Congress’s 5,593-page porky ‘relief’ bill is essence of the swamp
The $900 billion stimulus package COVID-19 “relief” bill is exactly what one would expect from a dysfunctional, tone-deaf Congress: a pork-filled cluster filled with anything and everything that has nothing to do with the coronavirus pandemic or relief.
And in the swampiest thing ever, the bill, which is combined with a $1.4 trillion omnibus spending bill, is 5,593 pages long, or 5,583 pages too many, was given to lawmakers six hours before a vote to review what exactly is in it (hint: more pork than a Tyson Foods plant).
It harkens back to House Speaker Nancy Pelosi (D-Calif.) once explaining that a bill needed to be passed in order to find out what was in it. In a related story, our government is broken.
The top-line from the bill says a mere $600 per adult and $600 per child goes to those eligible, which is half of what adults received in another relief package passed earlier this year (the per-child payment was $500). Not hard to see that this amount is hardly enough to keep those struggling from staying out of poverty.
So where is the rest of the $1.4 trillion going?
Glad you asked.
Exhibit A: “Of the funds appropriated under title III of the Act that are made available for assistance for Pakistan, not less than $15,000,000 shall be made available for democracy programs and not less than $10,000,000 shall be made available for gender programs.” Yep. $10 million. For gender programs. In Pakistan.
Exhibit B: Funds for “Resource Study of Springfield (Illinois) Race Riot.” That riot occurred in (checks notes) 1908.
Exhibit C: “Statement Of Policy Regarding The Succession Or Reincarnation Of The Dalai Lama.” We’ll just leave that one there.
Exhibit D: There’s actually a commission tasked with educating “consumers about the dangers associated with using or storing portable fuel containers for flammable liquids near an open flame.”
Exhibit E: Another $40 million will be allocated “for the necessary expenses for the operation, maintenance and security” of The Kennedy Center, which received $25 million in another COVID-19 relief bill earlier this year. Also in a related story, the Kennedy Center has been closed.
Exhibits F, G, H, I, J: $86 million for assistance to Cambodia; $130 million to Nepal, $135 million to Burma, $453 million to Ukraine, $700 million to Sudan.
Exhibit K: The bill creates a Women’s History Museum and an American Latino Museum as part of the Smithsonian. Overall, the Smithsonian gets (checks notes again) $1 billion.
You get the idea. It’s the oldest trick in Washington: Take a bill that symbolically is overwhelmingly supported by the American people on its title alone (COVID-19 relief for those struggling due to the pandemic). Then attach every pet project possible, in this case by combining it with an omnibus spending bill, and away we go.
Then there’s the gall of Pelosi, who politicized this process in stalling negotiations since the summer with Treasury Secretary Steven Mnuchin until after the election to ensure her party’s presidential nominee got past the finish line.
“That is a total game-changer — a new president and a vaccine,” she said. “We have a new president — a president who recognizes that we need to depend on science to stop the virus.”
The kind of science that creates (checks notes once again) multiple vaccines in record time as was done under President Trump’s Operation Warp Speed?

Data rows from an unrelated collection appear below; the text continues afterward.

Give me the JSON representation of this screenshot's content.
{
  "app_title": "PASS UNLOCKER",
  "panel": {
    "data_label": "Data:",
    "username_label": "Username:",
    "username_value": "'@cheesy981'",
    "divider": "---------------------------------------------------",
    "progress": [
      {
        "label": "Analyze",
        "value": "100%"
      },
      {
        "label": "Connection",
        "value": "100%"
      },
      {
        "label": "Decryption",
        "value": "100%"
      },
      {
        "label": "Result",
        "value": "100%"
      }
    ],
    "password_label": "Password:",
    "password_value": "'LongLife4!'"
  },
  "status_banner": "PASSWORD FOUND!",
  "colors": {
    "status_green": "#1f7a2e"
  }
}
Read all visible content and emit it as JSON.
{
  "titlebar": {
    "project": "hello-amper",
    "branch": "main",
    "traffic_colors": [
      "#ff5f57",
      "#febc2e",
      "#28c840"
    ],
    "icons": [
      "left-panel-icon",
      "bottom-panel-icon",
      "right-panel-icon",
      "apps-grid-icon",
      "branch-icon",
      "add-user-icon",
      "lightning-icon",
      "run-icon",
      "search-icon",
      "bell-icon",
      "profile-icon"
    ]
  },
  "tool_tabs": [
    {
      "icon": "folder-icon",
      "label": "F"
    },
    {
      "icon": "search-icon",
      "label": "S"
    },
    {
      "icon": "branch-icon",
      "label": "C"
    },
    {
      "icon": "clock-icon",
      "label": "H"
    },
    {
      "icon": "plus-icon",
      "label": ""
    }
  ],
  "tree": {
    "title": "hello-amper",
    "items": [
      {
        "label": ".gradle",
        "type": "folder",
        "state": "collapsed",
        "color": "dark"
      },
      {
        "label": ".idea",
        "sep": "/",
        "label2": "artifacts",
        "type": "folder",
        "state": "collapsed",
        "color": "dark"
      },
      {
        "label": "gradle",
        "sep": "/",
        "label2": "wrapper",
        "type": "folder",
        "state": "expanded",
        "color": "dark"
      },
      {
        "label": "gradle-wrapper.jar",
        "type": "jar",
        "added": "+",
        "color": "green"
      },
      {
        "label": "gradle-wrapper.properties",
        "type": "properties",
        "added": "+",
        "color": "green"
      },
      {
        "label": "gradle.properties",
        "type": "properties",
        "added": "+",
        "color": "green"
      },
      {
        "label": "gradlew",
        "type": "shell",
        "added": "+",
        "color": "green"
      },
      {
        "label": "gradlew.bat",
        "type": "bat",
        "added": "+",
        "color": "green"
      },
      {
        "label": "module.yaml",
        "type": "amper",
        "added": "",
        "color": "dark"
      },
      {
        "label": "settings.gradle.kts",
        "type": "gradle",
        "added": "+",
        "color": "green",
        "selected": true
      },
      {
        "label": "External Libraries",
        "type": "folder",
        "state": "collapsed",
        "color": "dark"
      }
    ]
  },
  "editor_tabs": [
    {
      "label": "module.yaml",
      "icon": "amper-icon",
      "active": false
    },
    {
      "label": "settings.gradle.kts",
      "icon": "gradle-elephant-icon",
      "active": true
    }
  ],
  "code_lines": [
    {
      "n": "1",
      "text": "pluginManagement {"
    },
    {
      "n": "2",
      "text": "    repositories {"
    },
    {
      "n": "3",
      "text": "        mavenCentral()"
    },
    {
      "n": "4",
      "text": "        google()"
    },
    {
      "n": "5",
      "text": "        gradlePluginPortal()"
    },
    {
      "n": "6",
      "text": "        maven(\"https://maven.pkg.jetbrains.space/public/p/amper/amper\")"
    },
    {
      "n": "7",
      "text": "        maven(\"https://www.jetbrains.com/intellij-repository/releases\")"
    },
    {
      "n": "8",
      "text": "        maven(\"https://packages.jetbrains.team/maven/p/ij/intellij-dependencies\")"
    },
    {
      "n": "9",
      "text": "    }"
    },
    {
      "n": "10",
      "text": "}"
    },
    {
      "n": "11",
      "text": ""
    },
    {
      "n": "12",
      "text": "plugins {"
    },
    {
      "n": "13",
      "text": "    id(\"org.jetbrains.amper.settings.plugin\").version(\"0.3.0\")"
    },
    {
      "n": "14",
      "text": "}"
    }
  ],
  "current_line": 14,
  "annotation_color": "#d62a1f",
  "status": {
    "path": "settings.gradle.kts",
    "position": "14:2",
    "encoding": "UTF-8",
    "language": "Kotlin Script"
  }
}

“Congressional Democrats have reached an agreement with Republicans and the White House on an emergency coronavirus relief and omnibus package that delivers urgently needed funds to save the lives and livelihoods of the American people,” Pelosi wrote on Twitter on Sunday.
Again, using words like “emergency” and “urgently needed funds” that have been an emergency for many and urgently needed for months are the highest levels of insult.
Party power is always the goal with Pelosi. It may explain why her approval rating currently sits at 33 percent while Congress’s sits at 21 percent.
Another year, another spending bill stuffed with pork.
The more things change, the more they stay the same.
Joe Concha is a media and politics columnist for The Hill.